August 20 - Exploring Beijing

I woke up early, as usual, and took a shower in our interesting bathroom. When the whole family was assembled, we went to get breakfast at the hostel's restaurant. Justin and Trudy stuck with toast and honey, while Brennan ordered a huge "Western breakfast": eggs, ham, toast, and a salad, and I had banana pancakes. My breakfast looked more like what I thought of as a German pancake since it was made in a little skillet and therefore had raised edges, but it was very delicious.

It was 10 by the time we left the hostel, but before we could tour Beijing we had an important errand to run. We needed to head to the train station in order to secure our tickets for Hong Kong, which one had to purchase in the city that your train trip originated. We walked up to Tiananmen Square in order to catch the subway to the train station. The subway was not unlike the one in Japan, although there was no vending machine to buy tickets from, everyone went to a manned ticket office, it also cost us $ .40, which was also quite different from what we were used to in Japan.
We found the train station with no problem; we just followed thousands of people who were pushing their way to get in. It took us a while to find where we could buy tickets, though. First, we followed the crowds into the train station itself and went around to various places asking where we could buy a ticket. No one spoke English, of course, but we eventually realized that we had to exit the station and go to an attached building that was expressively used for ticket sales.

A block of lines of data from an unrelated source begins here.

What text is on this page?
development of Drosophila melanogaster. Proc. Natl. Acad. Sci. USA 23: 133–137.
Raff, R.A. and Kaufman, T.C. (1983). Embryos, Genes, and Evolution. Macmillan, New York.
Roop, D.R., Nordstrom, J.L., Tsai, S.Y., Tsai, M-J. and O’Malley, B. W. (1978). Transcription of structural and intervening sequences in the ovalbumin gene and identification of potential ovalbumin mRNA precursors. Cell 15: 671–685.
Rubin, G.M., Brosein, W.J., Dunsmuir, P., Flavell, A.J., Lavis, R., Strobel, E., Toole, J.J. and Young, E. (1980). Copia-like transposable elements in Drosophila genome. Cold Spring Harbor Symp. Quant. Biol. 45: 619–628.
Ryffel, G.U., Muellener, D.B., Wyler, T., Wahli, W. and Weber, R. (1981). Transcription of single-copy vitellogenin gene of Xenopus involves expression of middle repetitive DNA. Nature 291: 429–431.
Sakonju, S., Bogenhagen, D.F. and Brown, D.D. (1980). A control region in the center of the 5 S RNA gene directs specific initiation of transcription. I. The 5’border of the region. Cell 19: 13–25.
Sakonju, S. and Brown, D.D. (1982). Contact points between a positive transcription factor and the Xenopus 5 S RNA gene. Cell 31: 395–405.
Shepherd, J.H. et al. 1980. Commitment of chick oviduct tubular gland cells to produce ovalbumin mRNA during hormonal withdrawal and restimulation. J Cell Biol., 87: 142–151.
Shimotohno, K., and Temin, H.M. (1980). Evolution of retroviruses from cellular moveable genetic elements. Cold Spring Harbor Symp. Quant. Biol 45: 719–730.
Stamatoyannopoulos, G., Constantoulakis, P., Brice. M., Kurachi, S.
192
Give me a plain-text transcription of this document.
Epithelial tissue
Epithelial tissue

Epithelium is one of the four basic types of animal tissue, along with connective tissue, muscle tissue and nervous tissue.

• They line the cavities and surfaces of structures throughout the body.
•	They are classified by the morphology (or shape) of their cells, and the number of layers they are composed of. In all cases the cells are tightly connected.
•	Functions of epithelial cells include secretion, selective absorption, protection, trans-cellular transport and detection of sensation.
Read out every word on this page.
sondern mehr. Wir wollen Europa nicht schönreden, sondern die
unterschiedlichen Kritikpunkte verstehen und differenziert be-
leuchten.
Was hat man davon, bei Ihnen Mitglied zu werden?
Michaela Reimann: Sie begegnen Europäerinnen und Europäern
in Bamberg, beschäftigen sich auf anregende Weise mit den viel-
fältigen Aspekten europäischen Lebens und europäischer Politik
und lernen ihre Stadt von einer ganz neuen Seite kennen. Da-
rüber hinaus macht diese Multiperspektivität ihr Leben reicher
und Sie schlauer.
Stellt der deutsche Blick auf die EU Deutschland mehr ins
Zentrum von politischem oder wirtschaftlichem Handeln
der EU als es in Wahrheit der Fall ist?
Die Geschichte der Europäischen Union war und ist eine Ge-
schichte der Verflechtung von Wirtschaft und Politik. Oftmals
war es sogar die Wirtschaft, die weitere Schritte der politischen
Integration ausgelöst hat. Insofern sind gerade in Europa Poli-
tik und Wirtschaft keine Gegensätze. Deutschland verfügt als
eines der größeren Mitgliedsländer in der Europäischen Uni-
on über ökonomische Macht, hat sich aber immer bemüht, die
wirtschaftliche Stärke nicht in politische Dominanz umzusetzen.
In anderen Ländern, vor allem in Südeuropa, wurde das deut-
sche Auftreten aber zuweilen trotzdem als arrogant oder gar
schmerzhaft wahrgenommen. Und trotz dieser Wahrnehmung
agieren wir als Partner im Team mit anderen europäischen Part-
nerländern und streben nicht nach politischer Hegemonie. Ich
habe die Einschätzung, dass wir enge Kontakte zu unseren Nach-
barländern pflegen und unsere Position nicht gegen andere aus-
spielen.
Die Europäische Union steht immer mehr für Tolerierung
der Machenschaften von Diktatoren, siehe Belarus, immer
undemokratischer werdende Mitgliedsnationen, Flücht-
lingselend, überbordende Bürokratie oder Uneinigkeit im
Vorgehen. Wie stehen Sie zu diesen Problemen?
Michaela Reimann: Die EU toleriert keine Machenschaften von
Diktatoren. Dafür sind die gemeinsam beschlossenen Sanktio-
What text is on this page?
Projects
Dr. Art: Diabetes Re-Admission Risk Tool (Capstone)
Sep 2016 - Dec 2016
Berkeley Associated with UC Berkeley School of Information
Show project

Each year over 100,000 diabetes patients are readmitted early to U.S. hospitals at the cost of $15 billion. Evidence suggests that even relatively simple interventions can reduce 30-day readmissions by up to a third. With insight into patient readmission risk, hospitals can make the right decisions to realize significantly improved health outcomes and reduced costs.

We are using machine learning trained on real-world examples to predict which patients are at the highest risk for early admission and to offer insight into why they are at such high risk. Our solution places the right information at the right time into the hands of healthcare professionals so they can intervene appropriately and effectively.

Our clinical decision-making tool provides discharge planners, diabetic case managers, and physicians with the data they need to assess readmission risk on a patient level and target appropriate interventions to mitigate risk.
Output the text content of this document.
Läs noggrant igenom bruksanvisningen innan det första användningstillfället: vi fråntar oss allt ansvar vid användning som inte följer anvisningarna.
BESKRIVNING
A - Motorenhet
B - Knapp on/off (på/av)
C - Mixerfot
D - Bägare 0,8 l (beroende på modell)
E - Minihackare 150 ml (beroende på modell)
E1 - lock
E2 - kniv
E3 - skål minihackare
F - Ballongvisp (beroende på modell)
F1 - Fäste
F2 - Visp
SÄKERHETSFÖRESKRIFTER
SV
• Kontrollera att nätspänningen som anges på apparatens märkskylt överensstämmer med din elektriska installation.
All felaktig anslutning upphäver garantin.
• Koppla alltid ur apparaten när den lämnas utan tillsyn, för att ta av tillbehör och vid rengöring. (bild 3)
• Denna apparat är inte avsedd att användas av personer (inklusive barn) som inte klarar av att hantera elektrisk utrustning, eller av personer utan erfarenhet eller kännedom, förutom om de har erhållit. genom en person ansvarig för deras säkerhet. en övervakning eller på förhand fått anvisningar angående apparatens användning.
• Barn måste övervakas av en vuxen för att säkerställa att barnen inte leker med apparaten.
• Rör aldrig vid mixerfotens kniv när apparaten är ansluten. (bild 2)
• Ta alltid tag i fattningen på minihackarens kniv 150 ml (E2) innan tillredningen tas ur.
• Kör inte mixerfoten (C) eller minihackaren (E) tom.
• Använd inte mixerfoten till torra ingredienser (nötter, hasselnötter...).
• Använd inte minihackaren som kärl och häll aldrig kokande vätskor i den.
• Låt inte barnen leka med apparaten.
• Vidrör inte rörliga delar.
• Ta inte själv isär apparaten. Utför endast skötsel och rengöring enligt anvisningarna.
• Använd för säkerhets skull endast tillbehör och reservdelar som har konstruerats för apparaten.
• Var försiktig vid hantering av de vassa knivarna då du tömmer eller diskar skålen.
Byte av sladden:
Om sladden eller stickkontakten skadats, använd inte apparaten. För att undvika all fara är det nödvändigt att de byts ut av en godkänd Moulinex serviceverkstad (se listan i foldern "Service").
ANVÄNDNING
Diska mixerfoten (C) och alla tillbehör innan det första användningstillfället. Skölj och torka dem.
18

We waited in line for a bit, but soon realized that there was a special window for foreigners to buy tickets from. The only catch was that there was no one manning this window. I waited in line at the next-door window, but when I got to the front, he directed me to wait at the unmanned foreigner one.

Finally, a lady came to the window and I explained what we wanted. She said that, unfortunately, there weren't four beds in the same room, that we would have to buy top bunks in two different rooms. Since we didn't have much of a choice, I agreed to that arrangement. However, when she rang up the price, it was more than I had anticipated from researching it on the internet, $125 each instead of $115. That was fine, but meant that I didn't have enough cash on me to buy them, since I had tried not to exchange too much money on the boat at the less than prime exchange rates offered there. This meant that I had to find a bank to exchange more money and then return to the train station.